A distinguished professor of educational psychology at UC Riverside, Lee conducts research on learning disabilities. He studies how children think, use their memory, solve problems, and develop intellect. He hopes to understand why learning disabilities occur so he can help all students learn better.
In addition to writing two textbooks, Lee has contributed more than 250 articles to scholarly publications. He edited The Learning Disability Quarterly for 10 years and serves on the review board of 15 journals. In recognition of his significant scholarship, the American Educational Research Association named him the top researcher in special education for 2004.
One of his studies on aging and memory caught the attention of the national media, and CBS News, The New York Times and National Public Radio did stories about his work. Columnist Ellen Goodman also wrote an article on the research.

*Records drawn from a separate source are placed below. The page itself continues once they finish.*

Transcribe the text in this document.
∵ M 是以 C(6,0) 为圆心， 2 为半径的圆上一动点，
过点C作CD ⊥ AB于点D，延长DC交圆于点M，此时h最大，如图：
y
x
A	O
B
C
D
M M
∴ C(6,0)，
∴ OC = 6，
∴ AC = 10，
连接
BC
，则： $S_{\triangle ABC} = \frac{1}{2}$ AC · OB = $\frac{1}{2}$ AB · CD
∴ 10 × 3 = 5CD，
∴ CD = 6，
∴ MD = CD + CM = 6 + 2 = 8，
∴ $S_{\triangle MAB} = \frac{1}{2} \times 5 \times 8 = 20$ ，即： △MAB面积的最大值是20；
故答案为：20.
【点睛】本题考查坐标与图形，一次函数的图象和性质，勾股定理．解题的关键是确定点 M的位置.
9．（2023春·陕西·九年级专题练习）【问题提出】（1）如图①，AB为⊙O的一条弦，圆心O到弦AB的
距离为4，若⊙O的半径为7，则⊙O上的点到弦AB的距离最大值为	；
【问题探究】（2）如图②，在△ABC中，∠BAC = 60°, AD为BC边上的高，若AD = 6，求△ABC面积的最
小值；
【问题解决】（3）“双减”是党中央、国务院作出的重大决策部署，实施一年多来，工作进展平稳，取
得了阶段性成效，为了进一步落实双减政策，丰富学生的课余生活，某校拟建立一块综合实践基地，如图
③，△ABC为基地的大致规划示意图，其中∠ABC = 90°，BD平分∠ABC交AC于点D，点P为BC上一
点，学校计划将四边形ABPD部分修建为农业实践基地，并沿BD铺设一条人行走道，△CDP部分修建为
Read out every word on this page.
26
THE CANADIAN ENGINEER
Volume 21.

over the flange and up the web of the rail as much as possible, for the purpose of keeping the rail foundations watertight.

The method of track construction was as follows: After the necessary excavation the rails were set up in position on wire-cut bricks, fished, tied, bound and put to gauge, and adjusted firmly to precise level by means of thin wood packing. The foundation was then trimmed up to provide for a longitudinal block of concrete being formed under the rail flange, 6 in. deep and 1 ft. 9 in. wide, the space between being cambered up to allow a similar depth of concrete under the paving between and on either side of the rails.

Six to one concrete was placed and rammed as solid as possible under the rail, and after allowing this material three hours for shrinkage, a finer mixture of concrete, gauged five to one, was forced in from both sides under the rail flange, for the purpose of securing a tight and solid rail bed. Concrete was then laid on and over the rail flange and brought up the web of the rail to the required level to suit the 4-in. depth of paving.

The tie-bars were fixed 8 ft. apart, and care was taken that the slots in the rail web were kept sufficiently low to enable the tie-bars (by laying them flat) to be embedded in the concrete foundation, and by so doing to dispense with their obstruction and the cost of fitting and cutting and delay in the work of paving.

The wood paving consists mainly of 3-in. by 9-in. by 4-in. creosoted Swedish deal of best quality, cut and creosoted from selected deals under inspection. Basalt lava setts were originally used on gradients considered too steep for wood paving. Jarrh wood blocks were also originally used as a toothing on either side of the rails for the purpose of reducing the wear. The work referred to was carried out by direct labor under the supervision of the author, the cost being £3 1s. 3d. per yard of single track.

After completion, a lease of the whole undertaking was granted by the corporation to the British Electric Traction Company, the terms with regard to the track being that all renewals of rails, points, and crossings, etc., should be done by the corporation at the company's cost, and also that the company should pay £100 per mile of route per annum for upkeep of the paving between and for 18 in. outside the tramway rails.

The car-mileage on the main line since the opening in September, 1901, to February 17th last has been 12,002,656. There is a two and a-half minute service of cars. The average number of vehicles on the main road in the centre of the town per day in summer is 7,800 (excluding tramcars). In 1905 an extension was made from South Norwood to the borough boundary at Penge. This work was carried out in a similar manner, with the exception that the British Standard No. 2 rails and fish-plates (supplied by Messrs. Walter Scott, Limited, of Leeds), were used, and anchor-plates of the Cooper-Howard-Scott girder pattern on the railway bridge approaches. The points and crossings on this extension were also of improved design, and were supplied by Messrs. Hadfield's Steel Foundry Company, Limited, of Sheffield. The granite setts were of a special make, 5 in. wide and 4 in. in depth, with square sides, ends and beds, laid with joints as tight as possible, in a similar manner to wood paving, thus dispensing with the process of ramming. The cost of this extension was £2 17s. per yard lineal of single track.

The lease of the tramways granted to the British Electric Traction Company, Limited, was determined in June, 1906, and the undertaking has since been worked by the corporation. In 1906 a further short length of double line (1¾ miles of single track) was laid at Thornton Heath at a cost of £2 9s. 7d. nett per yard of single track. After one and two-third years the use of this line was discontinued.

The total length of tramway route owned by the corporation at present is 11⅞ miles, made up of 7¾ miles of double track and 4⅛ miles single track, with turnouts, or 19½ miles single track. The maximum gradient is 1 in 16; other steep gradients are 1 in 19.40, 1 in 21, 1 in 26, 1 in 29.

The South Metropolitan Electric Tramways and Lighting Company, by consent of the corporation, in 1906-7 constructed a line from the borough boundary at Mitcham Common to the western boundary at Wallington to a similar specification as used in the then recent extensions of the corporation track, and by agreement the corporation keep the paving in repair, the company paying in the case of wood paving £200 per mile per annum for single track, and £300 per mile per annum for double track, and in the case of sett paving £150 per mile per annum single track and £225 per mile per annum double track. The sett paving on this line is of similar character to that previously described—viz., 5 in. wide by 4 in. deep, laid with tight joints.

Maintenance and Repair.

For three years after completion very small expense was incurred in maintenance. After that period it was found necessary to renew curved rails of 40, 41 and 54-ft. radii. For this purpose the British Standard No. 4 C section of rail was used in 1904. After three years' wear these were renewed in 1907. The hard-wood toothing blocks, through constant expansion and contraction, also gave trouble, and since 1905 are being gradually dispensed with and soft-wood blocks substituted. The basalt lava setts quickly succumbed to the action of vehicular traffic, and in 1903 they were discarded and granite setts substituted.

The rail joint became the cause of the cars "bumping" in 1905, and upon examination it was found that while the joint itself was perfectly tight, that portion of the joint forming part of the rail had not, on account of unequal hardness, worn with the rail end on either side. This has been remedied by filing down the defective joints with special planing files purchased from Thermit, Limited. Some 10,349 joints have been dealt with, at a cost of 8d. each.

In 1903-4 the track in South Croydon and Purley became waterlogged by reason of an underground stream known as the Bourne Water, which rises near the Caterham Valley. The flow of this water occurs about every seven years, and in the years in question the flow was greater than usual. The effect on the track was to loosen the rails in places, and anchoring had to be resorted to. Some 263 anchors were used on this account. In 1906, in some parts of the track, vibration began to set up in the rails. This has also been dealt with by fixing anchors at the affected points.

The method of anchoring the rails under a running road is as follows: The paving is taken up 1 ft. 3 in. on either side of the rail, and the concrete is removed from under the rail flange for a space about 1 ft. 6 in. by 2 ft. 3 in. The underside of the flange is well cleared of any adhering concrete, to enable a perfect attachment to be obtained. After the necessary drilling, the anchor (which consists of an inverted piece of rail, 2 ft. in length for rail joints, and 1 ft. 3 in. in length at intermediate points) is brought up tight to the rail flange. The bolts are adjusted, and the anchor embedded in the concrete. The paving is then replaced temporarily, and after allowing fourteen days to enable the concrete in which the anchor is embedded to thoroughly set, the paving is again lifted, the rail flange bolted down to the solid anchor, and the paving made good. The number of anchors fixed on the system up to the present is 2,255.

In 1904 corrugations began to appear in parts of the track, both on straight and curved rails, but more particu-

“Education has been a soft science,” Lee says. “Now there is a push to make it more theoretically driven and laboratory-based. Determining why children learn or don’t learn is a hard call. Dealing with the mind is never straightforward.”
With funding from the U.S. Department of Education, Lee compiled a list of literature on learning disabilities published in the last 40 years. His latest project studies the relationship between working memory, mathematics and problem solving in children.
A sociology major, Lee didn’t have a career in mind as a student. He ended up working with emotionally disturbed children and enjoyed it. After earning a master’s degree from CSU Los Angeles, he taught special education and worked as a school psychologist. Then he took a leave of absence to get a Ph.D. and never went back to the classroom. His training includes a doctorate in educational psychology from the University of New Mexico and postdoctoral work in cognitive psychology at UC Los Angeles. Before accepting the endowed chair at UC Riverside in 1991, he taught at the University of British Columbia and the University of Northern Colorado.
Lee’s wife, Cathy Cass Swanson ’69, shares his interest in education and just retired as a fifth-grade teacher. Nate, the youngest of their four children, is studying political science at Westmont and is looking at law school or business. His brother Randy is an attorney and brother Ryan is getting a Ph.D. in history at Georgetown University. Amy, the only daughter, is a surgical technician.
Recruited to run track, Lee set a Westmont record in the 440 that stood until the mid 1980s. He still runs daily and competes in marathons. But the biggest event in his college career was becoming a Christian. “Attending Westmont changed my life,” he says.
“The Lord has been good to me and has put me in places where my personality and skills best match,“ Lee says. “He has put me in a place where I can do some good.”